Aston Martin shuts door on Horner after Stroll call: “No plans” for any role
Andy Cowell has ended the speculation. After a morning conversation with Lawrence Stroll in Singapore, the Aston Martin boss drew a firm line through any suggestion that Christian Horner could be bound for Silverstone in 2026 — or at all.
“It looks as though Christian’s ringing up pretty much every team owner at the moment,” Cowell said in Friday’s FIA press conference at Marina Bay. “I can clearly say there are no plans for involvement of Christian either in an operational or investment role in the future.”
That’s a sharper tone than 24 hours earlier, when Cowell repeatedly sidestepped chances to rule Horner out. One chat with the team owner later, and the answer became unambiguous.
The timing isn’t accidental.
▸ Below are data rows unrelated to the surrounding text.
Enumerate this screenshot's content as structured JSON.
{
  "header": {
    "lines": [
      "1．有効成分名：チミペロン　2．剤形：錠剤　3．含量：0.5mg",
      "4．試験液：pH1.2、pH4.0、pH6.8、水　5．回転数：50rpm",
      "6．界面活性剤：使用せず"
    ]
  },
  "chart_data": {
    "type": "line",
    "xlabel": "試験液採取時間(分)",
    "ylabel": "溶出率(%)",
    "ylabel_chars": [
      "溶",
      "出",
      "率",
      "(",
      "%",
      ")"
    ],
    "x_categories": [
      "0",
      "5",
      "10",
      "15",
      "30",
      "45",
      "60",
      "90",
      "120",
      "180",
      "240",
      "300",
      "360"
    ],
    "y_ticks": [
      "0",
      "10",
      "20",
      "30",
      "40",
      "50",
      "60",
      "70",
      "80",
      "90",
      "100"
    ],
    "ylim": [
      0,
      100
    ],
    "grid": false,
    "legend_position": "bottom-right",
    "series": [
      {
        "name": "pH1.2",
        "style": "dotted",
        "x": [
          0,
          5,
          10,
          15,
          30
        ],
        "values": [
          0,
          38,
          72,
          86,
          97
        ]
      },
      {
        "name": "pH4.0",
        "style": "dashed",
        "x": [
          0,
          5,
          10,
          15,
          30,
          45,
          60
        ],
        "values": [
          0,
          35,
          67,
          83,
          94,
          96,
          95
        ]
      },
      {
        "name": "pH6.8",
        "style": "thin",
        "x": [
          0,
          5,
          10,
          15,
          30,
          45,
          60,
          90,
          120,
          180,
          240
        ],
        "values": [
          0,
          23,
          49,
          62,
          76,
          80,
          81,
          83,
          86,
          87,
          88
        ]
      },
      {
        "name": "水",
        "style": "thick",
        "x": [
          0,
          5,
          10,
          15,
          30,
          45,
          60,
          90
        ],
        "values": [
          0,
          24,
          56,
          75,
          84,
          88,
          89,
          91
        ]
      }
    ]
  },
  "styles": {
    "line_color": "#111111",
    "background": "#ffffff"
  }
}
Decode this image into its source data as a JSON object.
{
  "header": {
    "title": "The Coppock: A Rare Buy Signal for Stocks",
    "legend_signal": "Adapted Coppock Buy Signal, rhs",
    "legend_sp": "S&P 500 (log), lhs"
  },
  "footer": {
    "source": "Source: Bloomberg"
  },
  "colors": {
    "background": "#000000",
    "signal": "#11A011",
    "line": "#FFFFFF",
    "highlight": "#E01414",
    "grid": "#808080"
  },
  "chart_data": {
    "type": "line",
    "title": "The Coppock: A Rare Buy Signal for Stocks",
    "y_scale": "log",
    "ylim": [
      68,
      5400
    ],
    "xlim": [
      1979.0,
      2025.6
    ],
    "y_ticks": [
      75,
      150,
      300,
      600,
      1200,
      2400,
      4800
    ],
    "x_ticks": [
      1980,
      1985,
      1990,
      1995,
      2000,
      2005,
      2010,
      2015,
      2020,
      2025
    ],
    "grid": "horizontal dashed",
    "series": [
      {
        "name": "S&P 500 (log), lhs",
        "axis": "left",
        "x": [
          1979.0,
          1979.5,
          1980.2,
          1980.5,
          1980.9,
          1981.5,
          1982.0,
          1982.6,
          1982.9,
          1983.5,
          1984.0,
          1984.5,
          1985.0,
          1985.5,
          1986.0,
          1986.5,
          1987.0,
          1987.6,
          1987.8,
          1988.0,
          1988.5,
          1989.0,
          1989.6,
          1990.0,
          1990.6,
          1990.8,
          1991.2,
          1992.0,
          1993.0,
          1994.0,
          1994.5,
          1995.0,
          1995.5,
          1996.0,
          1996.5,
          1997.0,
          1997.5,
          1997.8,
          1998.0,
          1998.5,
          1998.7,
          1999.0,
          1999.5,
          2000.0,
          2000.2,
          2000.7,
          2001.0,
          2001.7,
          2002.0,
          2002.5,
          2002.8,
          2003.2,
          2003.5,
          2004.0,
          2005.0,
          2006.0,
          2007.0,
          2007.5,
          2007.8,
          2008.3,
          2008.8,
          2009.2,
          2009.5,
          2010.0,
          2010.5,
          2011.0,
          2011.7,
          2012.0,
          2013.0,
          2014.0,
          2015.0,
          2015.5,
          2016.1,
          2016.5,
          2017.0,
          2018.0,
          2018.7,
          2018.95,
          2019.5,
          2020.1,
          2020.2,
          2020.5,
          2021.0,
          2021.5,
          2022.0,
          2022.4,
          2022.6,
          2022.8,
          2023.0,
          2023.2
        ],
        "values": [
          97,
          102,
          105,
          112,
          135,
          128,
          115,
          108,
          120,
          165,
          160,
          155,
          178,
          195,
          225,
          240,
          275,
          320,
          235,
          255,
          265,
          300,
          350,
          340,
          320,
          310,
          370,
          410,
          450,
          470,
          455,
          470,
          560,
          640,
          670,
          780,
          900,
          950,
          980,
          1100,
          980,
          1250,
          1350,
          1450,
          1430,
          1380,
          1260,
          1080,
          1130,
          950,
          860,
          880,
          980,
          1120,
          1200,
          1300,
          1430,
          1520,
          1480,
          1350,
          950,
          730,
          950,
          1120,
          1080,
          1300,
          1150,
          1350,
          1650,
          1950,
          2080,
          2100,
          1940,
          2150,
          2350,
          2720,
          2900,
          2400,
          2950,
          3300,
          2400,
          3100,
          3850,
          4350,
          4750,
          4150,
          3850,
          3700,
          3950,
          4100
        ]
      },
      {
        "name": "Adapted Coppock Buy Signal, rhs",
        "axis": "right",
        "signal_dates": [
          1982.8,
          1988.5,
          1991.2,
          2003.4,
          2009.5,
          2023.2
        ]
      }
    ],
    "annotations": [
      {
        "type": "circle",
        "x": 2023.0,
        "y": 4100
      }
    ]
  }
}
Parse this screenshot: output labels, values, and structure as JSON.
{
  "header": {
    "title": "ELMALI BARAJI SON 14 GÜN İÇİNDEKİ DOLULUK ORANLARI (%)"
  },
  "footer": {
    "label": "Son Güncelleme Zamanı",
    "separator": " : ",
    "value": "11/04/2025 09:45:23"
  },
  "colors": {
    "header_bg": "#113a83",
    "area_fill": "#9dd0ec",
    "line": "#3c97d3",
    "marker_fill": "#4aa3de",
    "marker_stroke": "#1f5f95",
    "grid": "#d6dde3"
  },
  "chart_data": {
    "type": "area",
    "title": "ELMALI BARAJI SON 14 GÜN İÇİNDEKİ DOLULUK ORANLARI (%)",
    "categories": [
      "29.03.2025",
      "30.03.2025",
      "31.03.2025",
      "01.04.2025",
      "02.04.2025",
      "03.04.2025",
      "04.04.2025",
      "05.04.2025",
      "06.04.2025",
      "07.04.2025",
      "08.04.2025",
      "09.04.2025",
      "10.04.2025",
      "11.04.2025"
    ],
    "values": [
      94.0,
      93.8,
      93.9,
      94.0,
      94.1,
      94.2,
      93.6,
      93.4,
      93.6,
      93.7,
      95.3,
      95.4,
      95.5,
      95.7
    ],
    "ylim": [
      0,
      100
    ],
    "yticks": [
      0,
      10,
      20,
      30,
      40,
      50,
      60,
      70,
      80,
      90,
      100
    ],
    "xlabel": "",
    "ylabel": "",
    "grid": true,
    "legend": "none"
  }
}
Horner, who led Red Bull from 2005 and transformed the team into an era-defining force, has officially severed ties with the outfit after what PlanetF1.com reported as a $100m settlement. His abrupt exit came in the wake of the British Grand Prix in July. The same report indicated he’ll be free to return to the paddock at some point during the 2026 season.
And he’s clearly making calls. Haas team principal Ayao Komatsu revealed on Thursday that the American team held “exploratory” talks after being approached by Horner, before taking pains to say “nothing’s gone any further.”
Aston Martin’s public no was followed by another from the other end of the pit lane. Cadillac F1 chief executive Dan Towriss moved to “officially shut down” any Horner link with the incoming 2026 entrant, doubling down on the team’s support for principal Graeme Lowdon. Towriss made the comment after Cadillac confirmed its first driver pairing for 2026: Valtteri Bottas alongside Sergio Perez.
Square that with Horner’s reported ambition — a team-ownership-style role, something akin to Toto Wolff’s stake-and-stewardship model at Mercedes — and you can see the problem. There aren’t many doors to knock on if you’re asking for equity, authority and a seat at the table in the middle of a rules reset.
Still, few in the paddock would bet against Horner finding a way back. He spent two decades building and running a serial winner, and those relationships don’t evaporate overnight. But this weekend under the Singapore lights offered a clear snapshot of the market: Haas kicked the tires and backed away; Cadillac said thanks but no thanks; Aston Martin checked with the owner and shut it down.
Inside Aston, the message is tidier now. Cowell, brought in this season to lead the next phase of the project, is steering a group that’s been investing heavily for 2026 — new wind tunnel running, a growing factory campus, and an in-house power unit alignment with Honda set to begin under the new regulations. Adding another heavyweight personality to that mix, especially one with designs on ownership, was always going to be a hard sell.
Horner’s next move remains the paddock’s favorite parlor game. If he’s truly targeting a Wolff-style role, the path likely runs through a stake in a team that wants both capital and championship-grade leadership. Those aren’t exactly growing on palm trees in this climate. And with 2026 looming, any meaningful play needs to happen soon enough to influence car concepts, staffing and strategic direction.
For now, though, the phones ring and the doors close. The Singapore paddock can be brutal like that — lots of smiles, few commitments. Horner’s comeback tour isn’t over, but Friday felt like another reminder that F1’s power seats aren’t vacant often, and they’re even harder to prise open when they aren’t.